Topeka Even before legislators completed their work on a finance bill for elementary and secondary schools, superintendents knew it would be a tough year.
With nowhere close to as much as new money as they want coming from the Statehouse, the year is getting even tougher.
"Even if the governor's original finance recommendations are adopted, our district will need to cut around $280,000 just to fund movement in our teacher salary schedule," said Gary Jantz, assistant superintendent in Newton.
Jantz is not alone.
Declining enrollments, rising health care costs and the past winter's brutal natural gas prices have left districts with little room in their budgets for higher teacher salaries, new buses or textbooks, superintendents said.
The picture became a little clearer for some after the Senate, by a 23-17 vote early Saturday, approved Gov. Bill Graves' original recommendation for $67 million in new education spending in the fiscal year that starts July 1.
Senators heavily amended a House bill and sent the package which raises the base state aid per pupil to $3,870 from $3,820 to a conference committee. The proposal would leave more than 130 districts with less state aid than in the current year.
Leading the list of losers on a percentage basis are West Graham-Morland, Nes Tre La Go and West Solomon Valley. All three are faced with declining enrollments and have decided to close their high schools at the end of the school year.
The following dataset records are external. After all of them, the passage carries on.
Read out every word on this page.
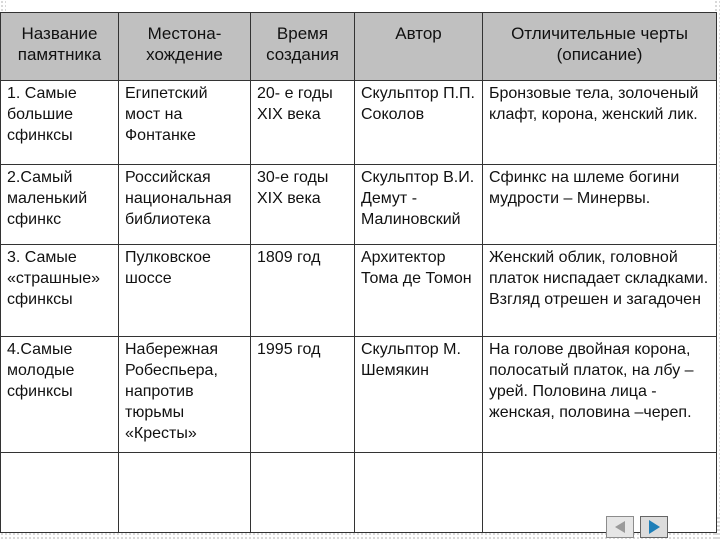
Название памятника	Местона-хождение	Время создания	Автор	Отличительные черты (описание)
1. Самые большие сфинксы	Египетский мост на Фонтанке	20- е годы XIX века	Скульптор П.П. Соколов	Бронзовые тела, золоченый клафт, корона, женский лик.
2.Самый маленький сфинкс	Российская национальная библиотека	30-е годы XIX века	Скульптор В.И. Демут - Малиновский	Сфинкс на шлеме богини мудрости – Минервы.
3. Самые «страшные» сфинксы	Пулковское шоссе	1809 год	Архитектор Тома де Томон	Женский облик, головной платок ниспадает складками. Взгляд отрешен и загадочен
4.Самые молодые сфинксы	Набережная Робеспьера, напротив тюрьмы «Кресты»	1995 год	Скульптор М. Шемякин	На голове двойная корона, полосатый платок, на лбу – урей. Половина лица - женская, половина –череп.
The vote on the finance package came after the Senate Education Committee conceded it could not muster the 21 of 40 votes needed in the chamber for a tax increase to significantly enhance education funding.
Educators said legislators have demonstrated little courage to reverse the tax cuts of the 1990s and increase spending to address school needs.
"More members of our Legislature need to step up to the plate, so to speak, and provide an equitable education for all kids in Kansas," said Gary Snawder, Girard superintendent.
Others see the lack of a significant spending increase as a missed opportunity to invest in the state's future.
"I know that there are many priorities in government," Don Wells, Mulvane's superintendent, said. "But if Kansas is to remain strong in the economic sense, good schools properly supported also makes sense."
During their debate, senators rejected attempts to amend the plan with House bills to raise local property taxes and fund a two-year, $29.4 million skills program for preschool through grade three. Known as "Tools for Tots," the plan failed 31-0. Superintendents said they would seek whatever increase their school boards could afford. But that means exacerbating the inequities between rich urban areas and rural districts.
In the end, they said, students pay.
"Our kids do not get the same opportunities, and therefore their lives are going to be very different," said Keith King of rural West Elk.